The Federal Court (Justice O’Reilly) issued decisions May 27 in two similar cases (Sandoz 2014 FC 501 and Ratiopharm 2014 FC 502) and concluded that generics firms that market generic products (even under a licencing agreement from the patent holder) are not patentees for purposes of PMPRB price regulation so long as there is no monopoly (market exclusivity).
From the Sandoz decision:
“In my view, the mere fact that a subsidiary generic company sells a version of a patented medicine is insufficient to bring it within the definition of a patentee.”
“ On the other hand, in those cases where a generic company owns a patent and holds a monopoly for a drug, that company could be a “patentee” and come within the Board’s jurisdiction.”

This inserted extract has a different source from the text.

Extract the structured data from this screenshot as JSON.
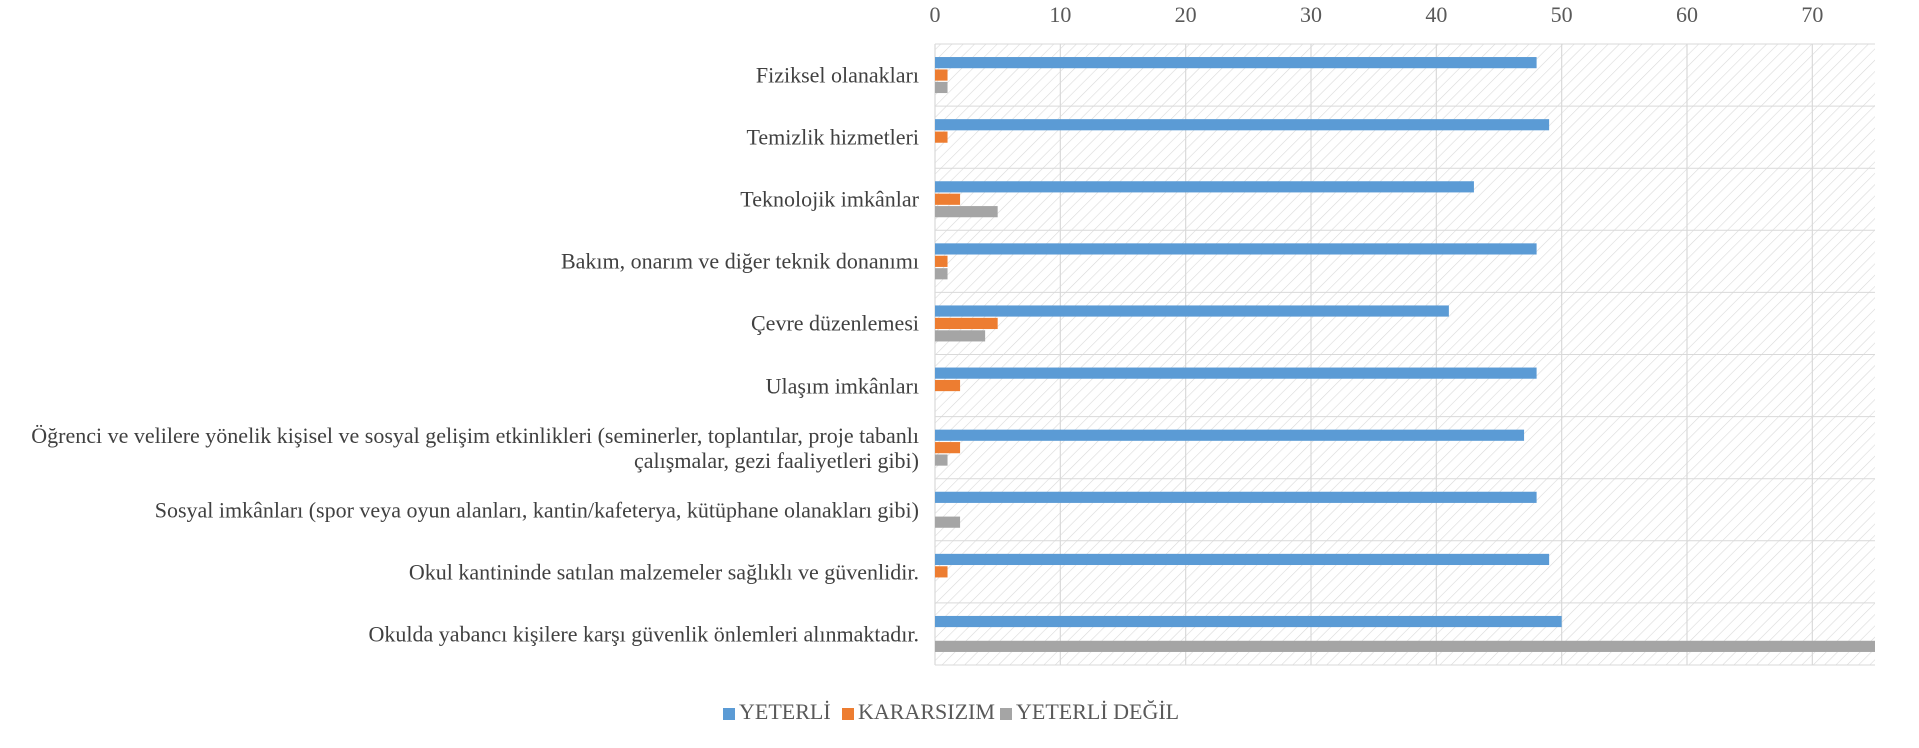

“While the Board began by correctly identifying the purpose of the legislation and the leading cases on the issue (ICN Pharmaceuticals, Inc and Celgene), in my view, it placed too much emphasis on the “consumer protection purpose” of the legislation. That purpose is served solely by reviewing the prices at which patent holders sell patented medicines to determine whether, by virtue of their monopolies, those prices are too high. The legislation is not aimed at protecting consumers from high drug prices generally, and the Board’s role certainly does not extend that far.”
The decision may be appealed by the Attorney General on behalf of the PMPRB.